While working on your latest novel about settlers crossing the Great Plains in a wagon train, you get into an argument with your co-author regarding the moment of inertia of an actual wooden wagon wheel. The 70-kg wheel is 120-cm in diameter and has heavy spokes connecting the rim to the axle. Your co-author claims that you can approximate using I = MR2 (like for a hoop) but you anticipate I will be significantly less than that because of the mass located in the spokes. To find I experimentally, you mount the wheel on a low-friction bearing then wrap a light cord around the outside of the rim to which you attach a 20-kg bag of sand. When the bag is released from rest, it drops 3.77 m in 1.6 s.

Here is what I did initially:

v = 3.77m/1.6s
mgh = (1/2)mv^2 + (1/2)*I*omega^2
omega = v/R
(20kg)(9.8)(3.77m) = (1/2)(20kg)(2.36 m/s)^2 + (1/2)I((2.36)^2/(0.60)^2)
I = 88.3 ... which is more than I = MR^2 = 25.2 ...

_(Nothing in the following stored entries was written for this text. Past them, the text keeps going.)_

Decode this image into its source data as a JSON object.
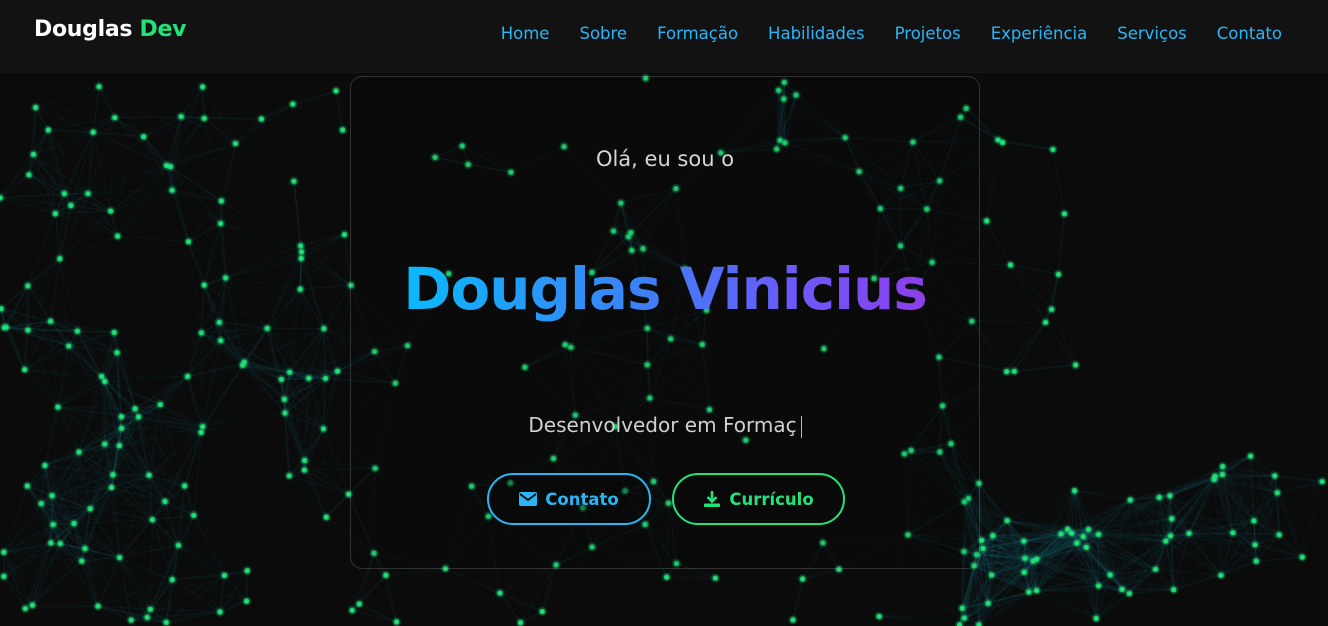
{
  "brand": {
    "name": "Douglas",
    "accent": "Dev"
  },
  "nav": {
    "items": [
      "Home",
      "Sobre",
      "Formação",
      "Habilidades",
      "Projetos",
      "Experiência",
      "Serviços",
      "Contato"
    ]
  },
  "hero": {
    "greeting": "Olá, eu sou o",
    "name": "Douglas Vinicius",
    "subtitle": "Desenvolvedor em Formaç",
    "buttons": {
      "contact": {
        "label": "Contato",
        "icon": "envelope-icon"
      },
      "cv": {
        "label": "Currículo",
        "icon": "download-icon"
      }
    }
  },
  "colors": {
    "background": "#0b0b0b",
    "navbar": "#121212",
    "link": "#29b6f6",
    "accent_green": "#22e27a",
    "name_gradient": [
      "#00c6ff",
      "#3b82f6",
      "#6a5af9",
      "#9b34e6"
    ],
    "particle": "#22e27a",
    "particle_line": "#1fa3b8"
  }
}
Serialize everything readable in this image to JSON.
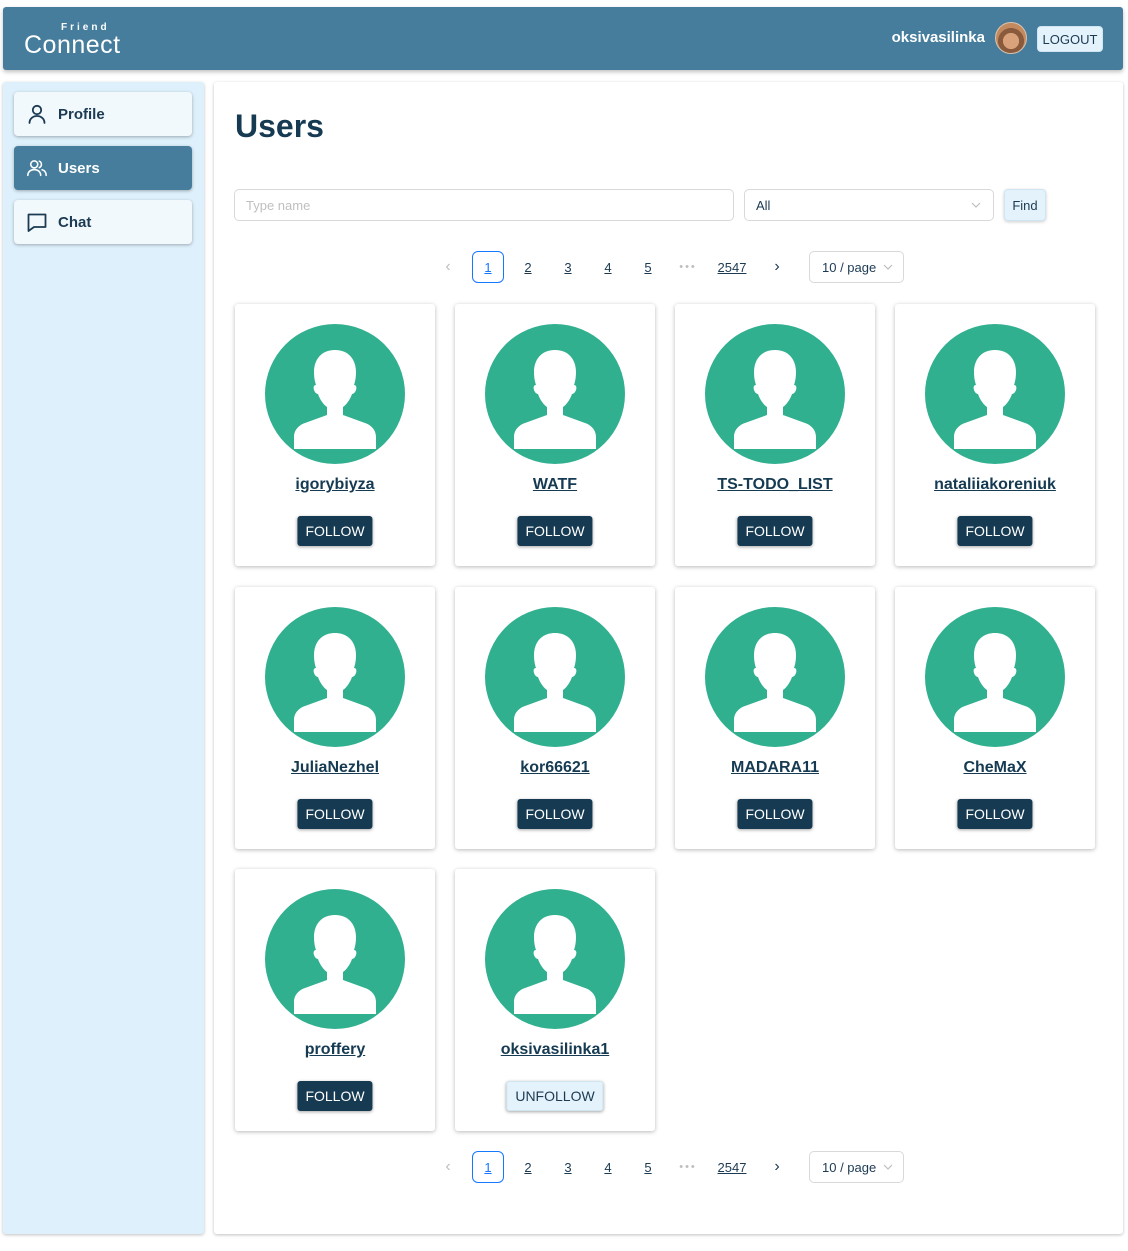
{
  "header": {
    "logo_small": "Friend",
    "logo_big": "Connect",
    "username": "oksivasilinka",
    "logout_label": "LOGOUT"
  },
  "sidebar": {
    "items": [
      {
        "label": "Profile",
        "icon": "user-icon",
        "active": false
      },
      {
        "label": "Users",
        "icon": "users-icon",
        "active": true
      },
      {
        "label": "Chat",
        "icon": "chat-icon",
        "active": false
      }
    ]
  },
  "main": {
    "title": "Users",
    "search_placeholder": "Type name",
    "search_value": "",
    "filter_value": "All",
    "find_label": "Find"
  },
  "pagination": {
    "prev": "‹",
    "next": "›",
    "pages": [
      "1",
      "2",
      "3",
      "4",
      "5"
    ],
    "current": "1",
    "dots": "•••",
    "last": "2547",
    "page_size": "10 / page"
  },
  "users": [
    {
      "name": "igorybiyza",
      "button": "FOLLOW"
    },
    {
      "name": "WATF",
      "button": "FOLLOW"
    },
    {
      "name": "TS-TODO_LIST",
      "button": "FOLLOW"
    },
    {
      "name": "nataliiakoreniuk",
      "button": "FOLLOW"
    },
    {
      "name": "JuliaNezhel",
      "button": "FOLLOW"
    },
    {
      "name": "kor66621",
      "button": "FOLLOW"
    },
    {
      "name": "MADARA11",
      "button": "FOLLOW"
    },
    {
      "name": "CheMaX",
      "button": "FOLLOW"
    },
    {
      "name": "proffery",
      "button": "FOLLOW"
    },
    {
      "name": "oksivasilinka1",
      "button": "UNFOLLOW"
    }
  ],
  "colors": {
    "header": "#467d9c",
    "sidebar_bg": "#ddf0fb",
    "avatar_green": "#31b090",
    "follow_btn": "#153a52"
  }
}
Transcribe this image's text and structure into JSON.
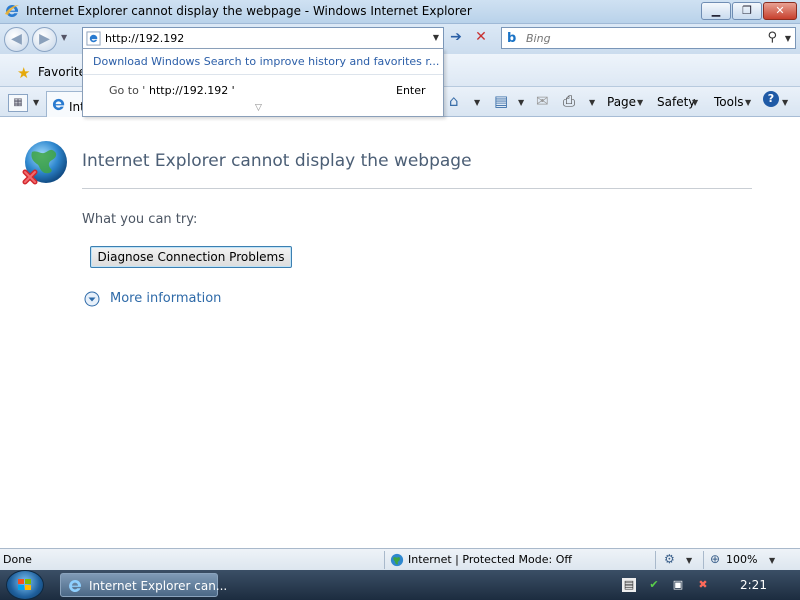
{
  "window": {
    "title": "Internet Explorer cannot display the webpage - Windows Internet Explorer",
    "minimize_glyph": "▁",
    "maximize_glyph": "❐",
    "close_glyph": "✕"
  },
  "nav": {
    "back_glyph": "◀",
    "forward_glyph": "▶",
    "recent_dropdown_glyph": "▼"
  },
  "address": {
    "value": "http://192.192",
    "dropdown_glyph": "▼",
    "go_glyph": "➔",
    "stop_glyph": "✕"
  },
  "search": {
    "placeholder": "Bing",
    "bing_glyph": "b",
    "search_glyph": "⚲",
    "dropdown_glyph": "▼"
  },
  "autocomplete": {
    "promo": "Download Windows Search to improve history and favorites r...",
    "goto_label": "Go to '",
    "goto_url": "http://192.192 '",
    "enter_label": "Enter",
    "more_glyph": "▽"
  },
  "favorites": {
    "label": "Favorite",
    "star_glyph": "★"
  },
  "command_bar": {
    "tab_label": "Int",
    "quicktabs_glyph": "▦",
    "dropdown_glyph": "▼",
    "home_glyph": "⌂",
    "feeds_glyph": "▤",
    "mail_glyph": "✉",
    "print_glyph": "⎙",
    "page_label": "Page",
    "safety_label": "Safety",
    "tools_label": "Tools",
    "help_glyph": "?"
  },
  "content": {
    "title": "Internet Explorer cannot display the webpage",
    "what_you_can_try": "What you can try:",
    "diagnose_button": "Diagnose Connection Problems",
    "more_information": "More information"
  },
  "status_bar": {
    "status": "Done",
    "zone": "Internet | Protected Mode: Off",
    "zoom": "100%",
    "zoom_glyph": "⊕",
    "dropdown_glyph": "▼",
    "security_glyph": "⚙"
  },
  "taskbar": {
    "task_label": "Internet Explorer can...",
    "clock": "2:21"
  },
  "colors": {
    "title_text": "#4b5e75",
    "link": "#2e6aa8",
    "ie_blue": "#1a73c6",
    "error_red": "#d2282e"
  }
}
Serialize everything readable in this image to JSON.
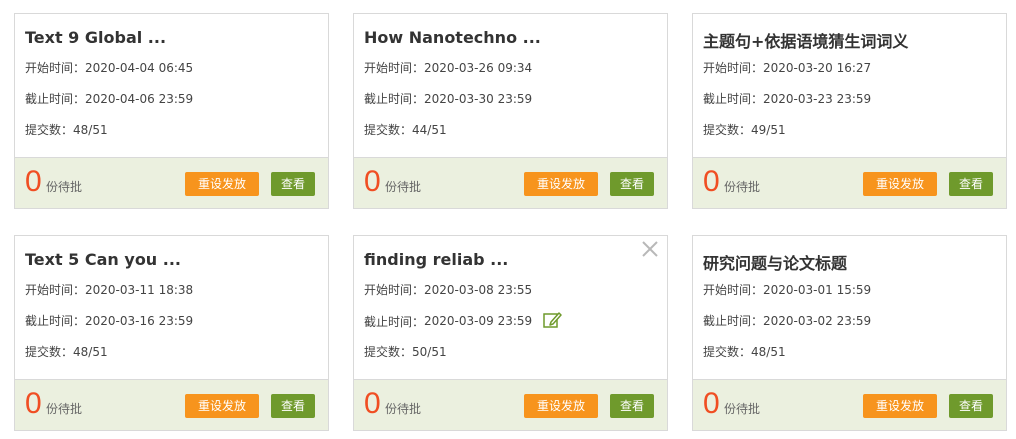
{
  "labels": {
    "start_prefix": "开始时间：",
    "end_prefix": "截止时间：",
    "submit_prefix": "提交数：",
    "pending_suffix": "份待批",
    "reissue_button": "重设发放",
    "view_button": "查看"
  },
  "colors": {
    "pending_number": "#f04e23",
    "reissue_button": "#f7941d",
    "view_button": "#6f9a2c",
    "footer_bg": "#ebf0df"
  },
  "icons": {
    "close": "close-icon",
    "edit": "edit-icon"
  },
  "cards": [
    {
      "title": "Text 9 Global ...",
      "start": "2020-04-04 06:45",
      "end": "2020-04-06 23:59",
      "submitted": "48/51",
      "pending": "0"
    },
    {
      "title": "How Nanotechno ...",
      "start": "2020-03-26 09:34",
      "end": "2020-03-30 23:59",
      "submitted": "44/51",
      "pending": "0"
    },
    {
      "title": "主题句+依据语境猜生词词义",
      "start": "2020-03-20 16:27",
      "end": "2020-03-23 23:59",
      "submitted": "49/51",
      "pending": "0"
    },
    {
      "title": "Text 5 Can you ...",
      "start": "2020-03-11 18:38",
      "end": "2020-03-16 23:59",
      "submitted": "48/51",
      "pending": "0"
    },
    {
      "title": "finding reliab ...",
      "start": "2020-03-08 23:55",
      "end": "2020-03-09 23:59",
      "submitted": "50/51",
      "pending": "0"
    },
    {
      "title": "研究问题与论文标题",
      "start": "2020-03-01 15:59",
      "end": "2020-03-02 23:59",
      "submitted": "48/51",
      "pending": "0"
    }
  ]
}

So this is entirely wrong, because I know it should be less, since the mass is more evenly distributed.
Second approach, I believe the drops 3.77 m in 1.6 s is still due to gravity, is not constant velocity. There must also be tension then since it is less than gravitational acceleration.

mg - T = ma
y=(1/2)a*t^2
(3.77m) = (1/2)a(1.6)^2
a= 2.95 m/s^2

(20 kg)(9.8) - T = (20kg)(2.95)
T = 137N

torque = F*R
Only T does something in relation to the rotation of the axis? So:
torque = T*R = I * alpha
alpha = a/R = 2.95m/s^2 / 0.60m = 4.92 rad/s^2

137N * 0.60m = I * (4.92 rad/s^2)
I = 16.6 N s

Well I got the less inertia part now. But was that the right way to do it?

 

[OlderDan]

Both ways should give you the same result. You made an error in your first calculation. A hint as to where that error is can be found in your second calculation (a = 2.95m/s²). How fast is the mass moving at the end of 1.6 seconds?